The service’s interactive nature appears to be a draw for many of them; after Martrich apologized for his Dec. 7 forecast, scores of fans weighed in with comments.
Martrich was criticized by a couple of followers for calling himself a meteorologist when he acknowledges he has a two-year associates degree from Penn State’s College of Earth and Mineral Sciences with a concentration in meteorology rather than a four-year bachelor’s. He also interned with the National Weather Service. Currently, he works at Cintas, a uniform company in Emmaus.
Martrich argues that what matters most are results. In addition to predicting 11 of the 12 snowfalls last winter, he was accurate in forecasts of Hurricane Irene and the Oct. 29 snowstorm.
Weather Patrol aficionados are quick to defend him.
“I think you guys do an awesome job!” read one typical post. “People are forgetting that weather is not always predictable and out of all the reporting weather people I know I have more faith in LVWP, who do this for free, then I do in any of the people on TV who are paid to try and figure out what it will be like outside!”
Martrich attributes his success rate in part to having a smaller region to cover than, say, the National Weather Service. Being born and raised here, he knows the Lehigh Valley’s weather patterns well.
The Weather Patrol’s frequent updates are appealing to fans, as are Martrich’s explanations for his predictions, which are typically more detailed than those found on traditional sites, Haberacker said.
Like Martrich, Haberacker grew up fascinated by The Weather Channel and would be glued to the television during storm reports.
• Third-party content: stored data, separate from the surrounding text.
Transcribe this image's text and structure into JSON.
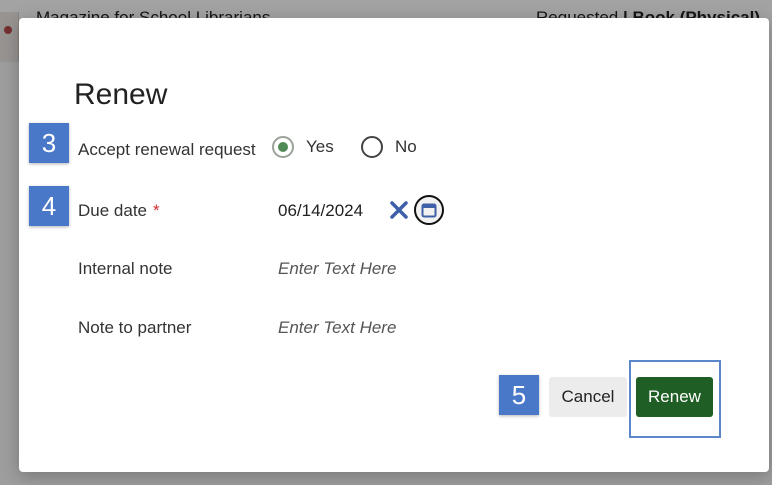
{
  "background": {
    "record_title": "Magazine for School Librarians",
    "record_type_prefix": "Requested",
    "record_type_value": "Book (Physical)"
  },
  "modal": {
    "title": "Renew",
    "accept_renewal": {
      "label": "Accept renewal request",
      "options": [
        "Yes",
        "No"
      ],
      "selected": "Yes"
    },
    "due_date": {
      "label": "Due date",
      "required_marker": "*",
      "value": "06/14/2024",
      "clear_icon": "close-x-icon",
      "calendar_icon": "calendar-icon"
    },
    "internal_note": {
      "label": "Internal note",
      "placeholder": "Enter Text Here"
    },
    "note_to_partner": {
      "label": "Note to partner",
      "placeholder": "Enter Text Here"
    },
    "buttons": {
      "cancel": "Cancel",
      "renew": "Renew"
    }
  },
  "steps": {
    "step_accept": "3",
    "step_due": "4",
    "step_renew": "5"
  },
  "colors": {
    "renew_button": "#1f5e24",
    "badge": "#4a78c9",
    "radio_selected": "#4f8a57",
    "clear_icon": "#3f5fa8",
    "highlight": "#5b86c9",
    "required": "#d32f2f"
  }
}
Both Allentown natives, they were classmates at Dieruff High School before graduating in 1994. A few years ago they reconnected through Facebook, where Martrich often posted weather-related information and forecasts.
Together they came up with the idea of starting a Facebook fan page devoted to local weather and Haberacker created the page and came up with the name.
Since then they’ve added Dr. Chris Martucci as a regular contributor who assists with forecasts. Martucci, a radiologist at Lehigh Valley Health Network, met Martrich through a weather blog in the Philadelphia area and now weighs in at the Weather Patrol under the moniker “Doc.”
Haberacker, who went to Allentown College (before it was DeSales University) for travel, tourism and journalism, handles the business end of things. She also does a Friday weather report for The Matt Metal Show on 90.3 FM WXLV.